AN OVERVIEW OF VERTEBRAL AXIAL DECOMPRESSION- Part III The VAX-D Therapeutic Table-III Intradiscal pressures were significantly reduced to minus 150-160 mm Hg. It was observed that a threshold distraction tension was necessary to develop negative pressures in the disc. The extent of decompression measured in mm Hg follows an inverse relationship to the tensions applied. The significance of this study cannot be overemphasized. The reduction of intradiscal pressure to negative levels has far reaching therapeutic implications. Prior to the introduction of VAX-D, a non surgical method for disc decompression was unavailable. In numerous studies conventional traction has never demonstrated a reduction of intradiscal pressure to negative ranges, on the contrary many traction devices actually increased intradiscal pressure most likely secondary to reflex muscle spasm .Indications and General use of the VAX-D Therapy Table VAX-D is indicated for patients with low back pain that has been unresponsive to conventional therapy for 6-8 weeks. Patients with radiculopathies are also candidates.

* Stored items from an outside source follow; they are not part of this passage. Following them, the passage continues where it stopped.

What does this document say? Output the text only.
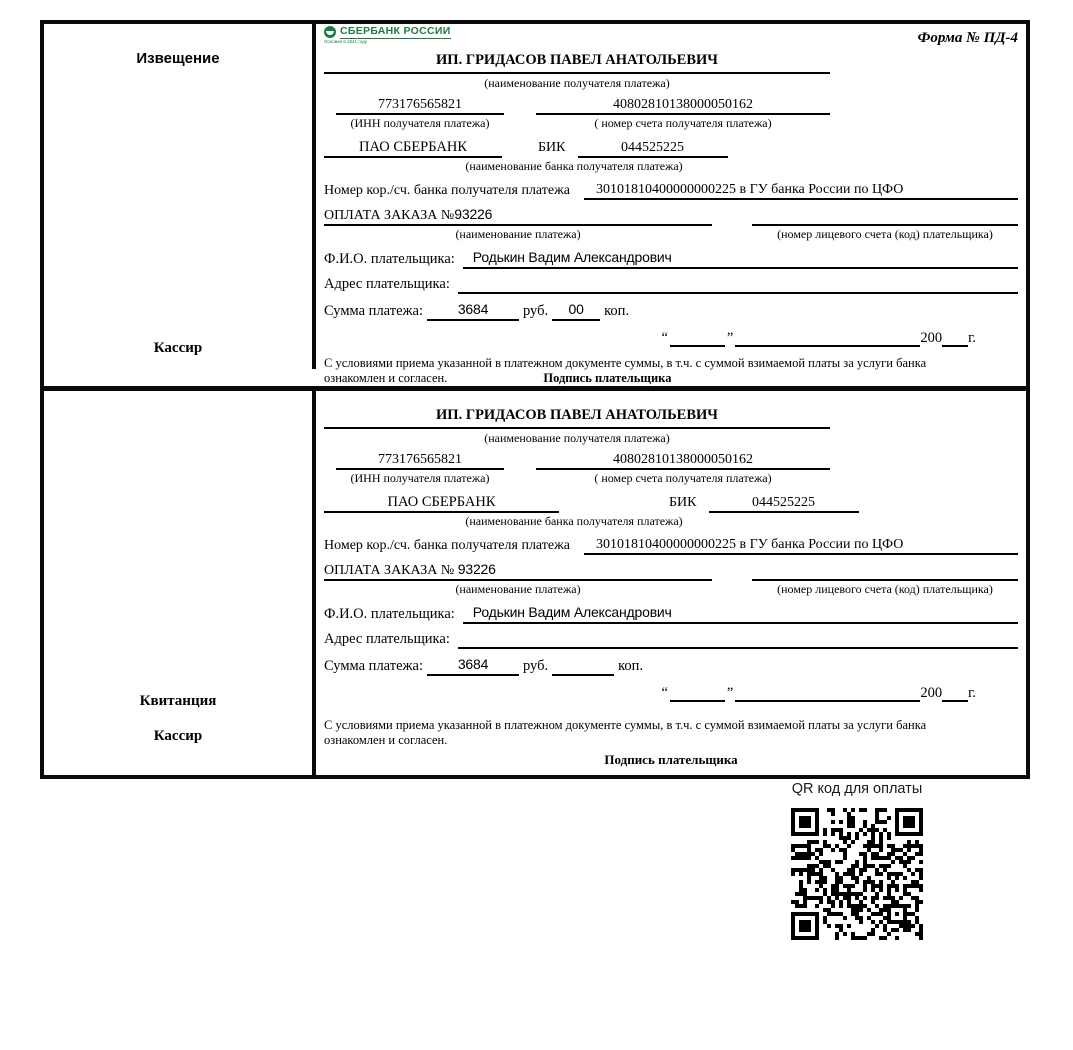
Извещение
Кассир
СБЕРБАНК РОССИИ
Основан в 1841 году	Форма № ПД-4
ИП. ГРИДАСОВ ПАВЕЛ АНАТОЛЬЕВИЧ
(наименование получателя платежа)
773176565821	40802810138000050162
(ИНН получателя платежа)	( номер счета получателя платежа)
ПАО СБЕРБАНК	БИК	044525225
(наименование банка получателя платежа)
Номер кор./сч. банка получателя платежа	30101810400000000225 в ГУ банка России по ЦФО
ОПЛАТА ЗАКАЗА №93226
(наименование платежа)	(номер лицевого счета (код) плательщика)
Ф.И.О. плательщика:	Родькин Вадим Александрович
Адрес плательщика:
Сумма платежа:	3684	руб.	00	коп.
“	”	200 г.
С условиями приема указанной в платежном документе суммы, в т.ч. с суммой взимаемой платы за услуги банка
ознакомлен и согласен.	Подпись плательщика
Квитанция
Кассир
ИП. ГРИДАСОВ ПАВЕЛ АНАТОЛЬЕВИЧ
(наименование получателя платежа)
773176565821	40802810138000050162
(ИНН получателя платежа)	( номер счета получателя платежа)
ПАО СБЕРБАНК	БИК	044525225
(наименование банка получателя платежа)
Номер кор./сч. банка получателя платежа	30101810400000000225 в ГУ банка России по ЦФО
ОПЛАТА ЗАКАЗА № 93226
(наименование платежа)	(номер лицевого счета (код) плательщика)
Ф.И.О. плательщика:	Родькин Вадим Александрович
Адрес плательщика:
Сумма платежа:	3684	руб.	коп.
“	”	200 г.
С условиями приема указанной в платежном документе суммы, в т.ч. с суммой взимаемой платы за услуги банка
ознакомлен и согласен.
Подпись плательщика
QR код для оплаты
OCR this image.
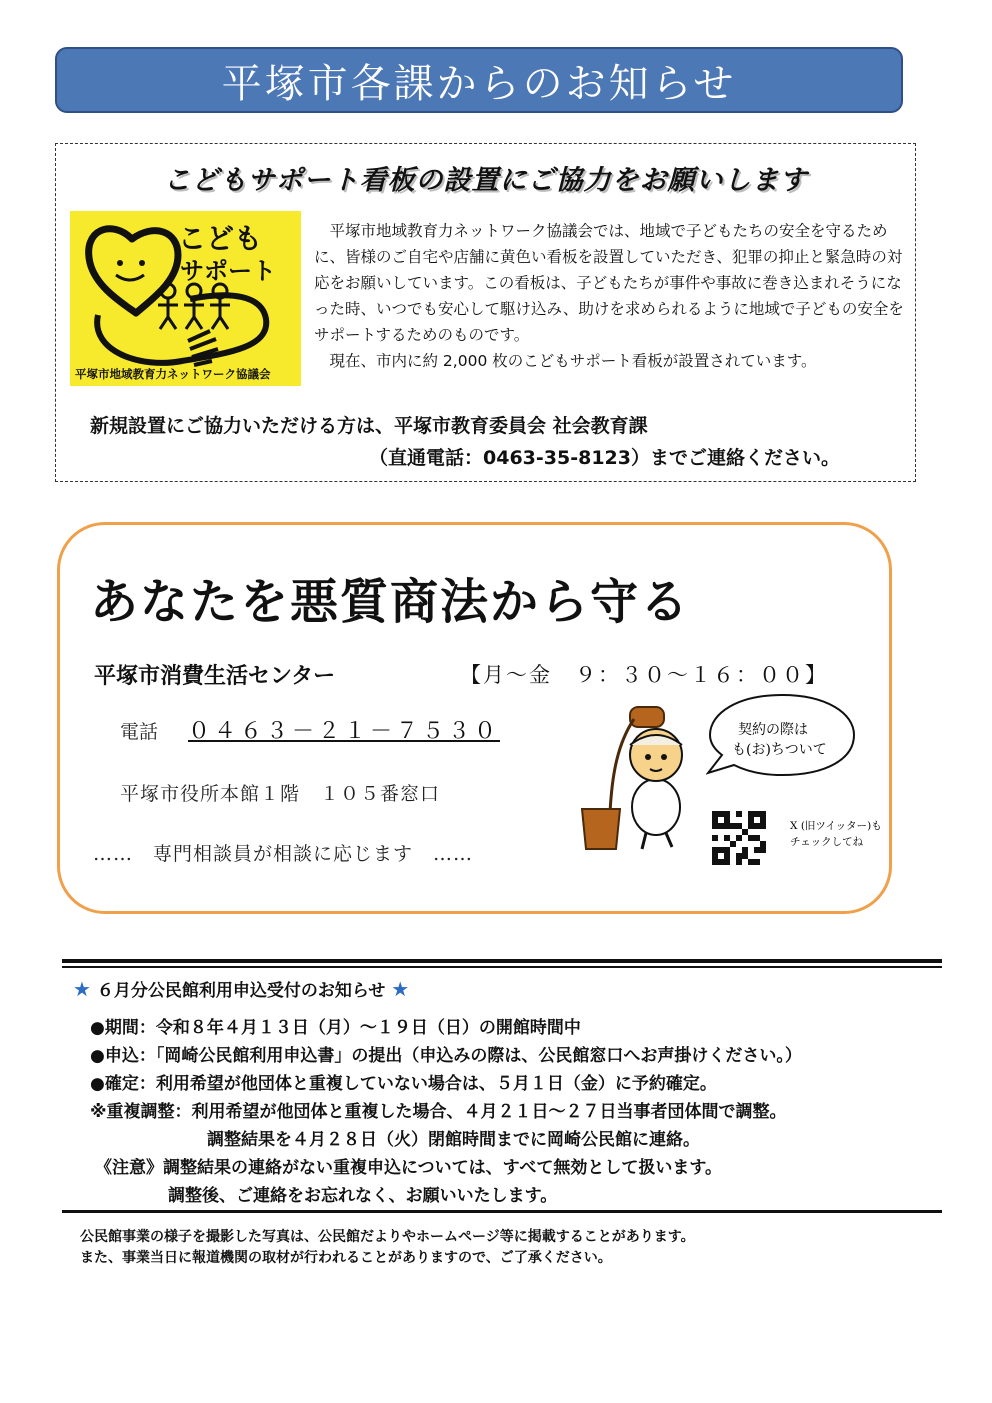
平塚市各課からのお知らせ
こどもサポート看板の設置にご協力をお願いします
こども
サポート
平塚市地域教育力ネットワーク協議会

平塚市地域教育力ネットワーク協議会では、地域で子どもたちの安全を守るために、皆様のご自宅や店舗に黄色い看板を設置していただき、犯罪の抑止と緊急時の対応をお願いしています。この看板は、子どもたちが事件や事故に巻き込まれそうになった時、いつでも安心して駆け込み、助けを求められるように地域で子どもの安全をサポートするためのものです。

現在、市内に約 2,000 枚のこどもサポート看板が設置されています。

新規設置にご協力いただける方は、平塚市教育委員会 社会教育課
（直通電話：0463-35-8123）までご連絡ください。
あなたを悪質商法から守る
平塚市消費生活センター	【月～金　９：３０～１６：００】
電話 ０４６３－２１－７５３０
平塚市役所本館１階　１０５番窓口
……　専門相談員が相談に応じます　……
契約の際は
も(お)ちついて
X (旧ツイッター)も
チェックしてね
★ ６月分公民館利用申込受付のお知らせ ★
●期間：令和８年４月１３日（月）～１９日（日）の開館時間中
●申込：「岡崎公民館利用申込書」の提出（申込みの際は、公民館窓口へお声掛けください。）
●確定：利用希望が他団体と重複していない場合は、５月１日（金）に予約確定。
※重複調整：利用希望が他団体と重複した場合、４月２１日～２７日当事者団体間で調整。
調整結果を４月２８日（火）閉館時間までに岡崎公民館に連絡。
《注意》調整結果の連絡がない重複申込については、すべて無効として扱います。
調整後、ご連絡をお忘れなく、お願いいたします。
公民館事業の様子を撮影した写真は、公民館だよりやホームページ等に掲載することがあります。
また、事業当日に報道機関の取材が行われることがありますので、ご了承ください。
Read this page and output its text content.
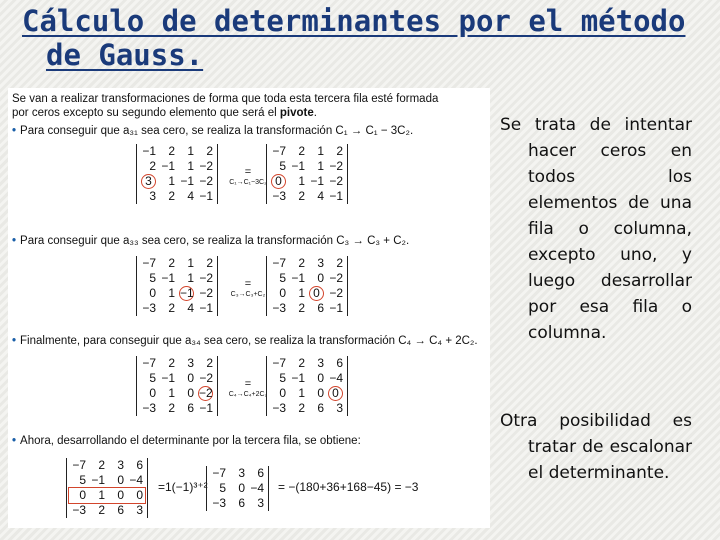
Cálculo de determinantes por el método
de Gauss.
Se van a realizar transformaciones de forma que toda esta tercera fila esté formada
por ceros excepto su segundo elemento que será el pivote.
• Para conseguir que a₃₁ sea cero, se realiza la transformación C₁ → C₁ − 3C₂.
−1	2	1	2
2	−1	1	−2
3	1	−1	−2
3	2	4	−1
=
C₁→C₁−3C₂
−7	2	1	2
5	−1	1	−2
0	1	−1	−2
−3	2	4	−1
• Para conseguir que a₃₃ sea cero, se realiza la transformación C₃ → C₃ + C₂.
−7	2	1	2
5	−1	1	−2
0	1	−1	−2
−3	2	4	−1
=
C₃→C₃+C₂
−7	2	3	2
5	−1	0	−2
0	1	0	−2
−3	2	6	−1
• Finalmente, para conseguir que a₃₄ sea cero, se realiza la transformación C₄ → C₄ + 2C₂.
−7	2	3	2
5	−1	0	−2
0	1	0	−2
−3	2	6	−1
=
C₄→C₄+2C₂
−7	2	3	6
5	−1	0	−4
0	1	0	0
−3	2	6	3
• Ahora, desarrollando el determinante por la tercera fila, se obtiene:
−7	2	3	6
5	−1	0	−4
0	1	0	0
−3	2	6	3
=1(−1)³⁺²
−7	3	6
5	0	−4
−3	6	3
= −(180+36+168−45) = −3

Se trata de intentar hacer ceros en todos los elementos de una fila o columna, excepto uno, y luego desarrollar por esa fila o columna.

Otra posibilidad es tratar de escalonar el determinante.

The presence of a neurological deficit does not affect patient eligibility since studies have revealed the outcome in patients with neurological deficits was not affected by surgical or medical management The presence of a rapidly progressive neurological deficit is an indication for surgery. Patients presenting with a fusion and the post surgical failed back syndrome may also be candidates. Contraindications for VAX-D therapy include infection, neoplasm, osteoporosis bilateral pars detect or Grade 2 spondylolisthesis if unstable, fractures, the presence of surgical hardware in the spine, and the cauda equina syndrome. Patients with lateral stenosis and central stenosis may respond if severe secondary changes are not present in the vertebra. The patient should be evaluated by a therapist or physician prior to initiating therapy and routine spine films are necessary to rule out any contraindications. A CT scan or MRI is not necessarily a prerequisite before therapy.